Apollo Chief Executive Officer Marc Rowan touted retirement, wealth and infrastructure — including the transition to renewable energy — as the new tailwinds that will drive the firm’s growth.

“At the end of the day, private will win over public,” Rowan said at the firm’s investor day, referring to faster growth in private markets versus public markets and banks.

The firm expects adjusted net income of $15 a share in five years, while annual origination volume is anticipated to increase to at least $275 billion, up from $164 billion over the 12 months ended June 30.

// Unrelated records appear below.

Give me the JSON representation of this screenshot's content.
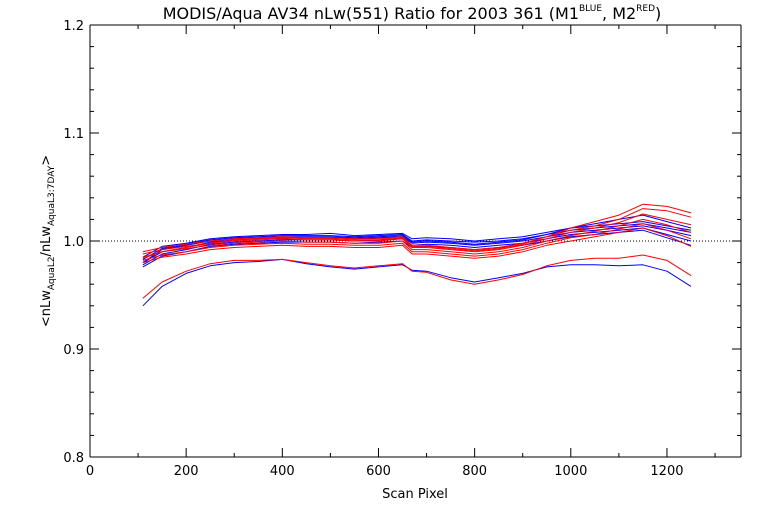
{
  "chart_data": {
    "type": "line",
    "title": "MODIS/Aqua AV34 nLw(551) Ratio for 2003 361 (M1",
    "title_sup_1": "BLUE",
    "title_mid": ", M2",
    "title_sup_2": "RED",
    "title_end": ")",
    "xlabel": "Scan Pixel",
    "ylabel": {
      "open": "<nLw",
      "sub1": "AquaL2",
      "mid": "/nLw",
      "sub2": "AquaL3:7DAY",
      "close": ">"
    },
    "xlim": [
      0,
      1354
    ],
    "ylim": [
      0.8,
      1.2
    ],
    "x_ticks": [
      0,
      200,
      400,
      600,
      800,
      1000,
      1200
    ],
    "y_ticks": [
      0.8,
      0.9,
      1.0,
      1.1,
      1.2
    ],
    "reference_line": {
      "y": 1.0,
      "style": "dotted"
    },
    "grid": false,
    "x": [
      110,
      150,
      200,
      250,
      300,
      350,
      400,
      450,
      500,
      550,
      600,
      650,
      670,
      700,
      750,
      800,
      850,
      900,
      950,
      1000,
      1050,
      1100,
      1150,
      1200,
      1250
    ],
    "series": [
      {
        "color": "#0000ff",
        "values": [
          0.985,
          0.995,
          0.998,
          1.002,
          1.004,
          1.005,
          1.006,
          1.006,
          1.007,
          1.005,
          1.006,
          1.007,
          1.002,
          1.003,
          1.002,
          1.0,
          1.002,
          1.004,
          1.008,
          1.012,
          1.014,
          1.016,
          1.018,
          1.014,
          1.01
        ]
      },
      {
        "color": "#0000ff",
        "values": [
          0.983,
          0.993,
          0.997,
          1.001,
          1.003,
          1.004,
          1.005,
          1.005,
          1.005,
          1.004,
          1.005,
          1.006,
          1.0,
          1.001,
          1.0,
          0.999,
          1.0,
          1.002,
          1.006,
          1.01,
          1.012,
          1.014,
          1.016,
          1.012,
          1.008
        ]
      },
      {
        "color": "#0000ff",
        "values": [
          0.98,
          0.99,
          0.994,
          0.999,
          1.001,
          1.002,
          1.003,
          1.003,
          1.003,
          1.002,
          1.003,
          1.004,
          0.998,
          0.999,
          0.998,
          0.996,
          0.998,
          1.0,
          1.004,
          1.008,
          1.01,
          1.012,
          1.014,
          1.01,
          1.005
        ]
      },
      {
        "color": "#0000ff",
        "values": [
          0.978,
          0.988,
          0.992,
          0.997,
          0.999,
          1.0,
          1.001,
          1.001,
          1.001,
          1.0,
          1.001,
          1.002,
          0.996,
          0.997,
          0.996,
          0.994,
          0.996,
          0.998,
          1.002,
          1.006,
          1.008,
          1.01,
          1.012,
          1.006,
          1.0
        ]
      },
      {
        "color": "#0000ff",
        "values": [
          0.976,
          0.986,
          0.99,
          0.995,
          0.997,
          0.998,
          0.999,
          0.999,
          0.999,
          0.998,
          0.999,
          1.0,
          0.994,
          0.995,
          0.994,
          0.992,
          0.994,
          0.996,
          1.0,
          1.004,
          1.006,
          1.008,
          1.01,
          1.003,
          0.996
        ]
      },
      {
        "color": "#0000ff",
        "values": [
          0.98,
          0.992,
          0.996,
          1.0,
          1.002,
          1.003,
          1.004,
          1.004,
          1.004,
          1.003,
          1.004,
          1.005,
          0.999,
          1.0,
          0.999,
          0.997,
          0.999,
          1.001,
          1.006,
          1.012,
          1.016,
          1.02,
          1.024,
          1.018,
          1.012
        ]
      },
      {
        "color": "#0000ff",
        "values": [
          0.94,
          0.958,
          0.97,
          0.977,
          0.98,
          0.981,
          0.983,
          0.979,
          0.976,
          0.974,
          0.976,
          0.978,
          0.973,
          0.972,
          0.966,
          0.962,
          0.966,
          0.97,
          0.976,
          0.978,
          0.978,
          0.977,
          0.978,
          0.972,
          0.958
        ]
      },
      {
        "color": "#ff0000",
        "values": [
          0.99,
          0.994,
          0.997,
          1.0,
          1.002,
          1.003,
          1.004,
          1.003,
          1.003,
          1.002,
          1.002,
          1.004,
          0.996,
          0.996,
          0.994,
          0.992,
          0.994,
          0.998,
          1.004,
          1.01,
          1.014,
          1.02,
          1.03,
          1.028,
          1.022
        ]
      },
      {
        "color": "#ff0000",
        "values": [
          0.988,
          0.992,
          0.995,
          0.998,
          1.0,
          1.001,
          1.002,
          1.001,
          1.001,
          1.0,
          1.0,
          1.002,
          0.994,
          0.994,
          0.992,
          0.99,
          0.992,
          0.996,
          1.002,
          1.008,
          1.012,
          1.017,
          1.025,
          1.02,
          1.015
        ]
      },
      {
        "color": "#ff0000",
        "values": [
          0.985,
          0.99,
          0.993,
          0.996,
          0.998,
          0.999,
          1.0,
          0.999,
          0.999,
          0.998,
          0.998,
          1.0,
          0.992,
          0.992,
          0.99,
          0.988,
          0.99,
          0.994,
          1.0,
          1.005,
          1.009,
          1.014,
          1.02,
          1.015,
          1.008
        ]
      },
      {
        "color": "#ff0000",
        "values": [
          0.982,
          0.987,
          0.99,
          0.994,
          0.996,
          0.997,
          0.998,
          0.997,
          0.997,
          0.996,
          0.996,
          0.998,
          0.99,
          0.99,
          0.988,
          0.986,
          0.988,
          0.992,
          0.998,
          1.003,
          1.006,
          1.011,
          1.016,
          1.01,
          1.002
        ]
      },
      {
        "color": "#ff0000",
        "values": [
          0.98,
          0.985,
          0.988,
          0.992,
          0.994,
          0.995,
          0.996,
          0.995,
          0.995,
          0.994,
          0.994,
          0.996,
          0.988,
          0.988,
          0.986,
          0.984,
          0.986,
          0.99,
          0.996,
          1.0,
          1.004,
          1.008,
          1.012,
          1.005,
          0.995
        ]
      },
      {
        "color": "#ff0000",
        "values": [
          0.984,
          0.99,
          0.994,
          0.998,
          1.001,
          1.002,
          1.003,
          1.002,
          1.002,
          1.001,
          1.001,
          1.003,
          0.995,
          0.995,
          0.993,
          0.991,
          0.993,
          0.997,
          1.004,
          1.012,
          1.018,
          1.024,
          1.034,
          1.032,
          1.026
        ]
      },
      {
        "color": "#ff0000",
        "values": [
          0.947,
          0.962,
          0.972,
          0.979,
          0.982,
          0.982,
          0.983,
          0.98,
          0.977,
          0.975,
          0.977,
          0.979,
          0.972,
          0.971,
          0.964,
          0.96,
          0.964,
          0.969,
          0.977,
          0.982,
          0.984,
          0.984,
          0.987,
          0.982,
          0.968
        ]
      }
    ]
  }
}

Apollo forecasts assets under management to increase to $1.5 trillion by 2029 and remains on track to reach its prior goal of $1 trillion by 2026. The firm oversaw $696 billion as of June 30.

The alternative asset manager was founded as a private equity firm in 1990 and over the years has expanded into credit, insurance, capital solutions and wealth management. Rowan has identified origination — the business of structuring private credit investments to sell to Athene and other investors — as the firm’s most important driver of growth. Apollo has roughly 4,000 employees across its 16 origination businesses, which include MidCap Financial and Atlas SP.

The firm expects to raise at least $150 billion for its global wealth business by 2029. It sees a $150 trillion market opportunity in individual investors, with about 50% of that coming from family offices and 2% from high-net-worth people.

Organic annual inflows into the firm will top $150 billion within five years, according to New York-based Apollo’s targets.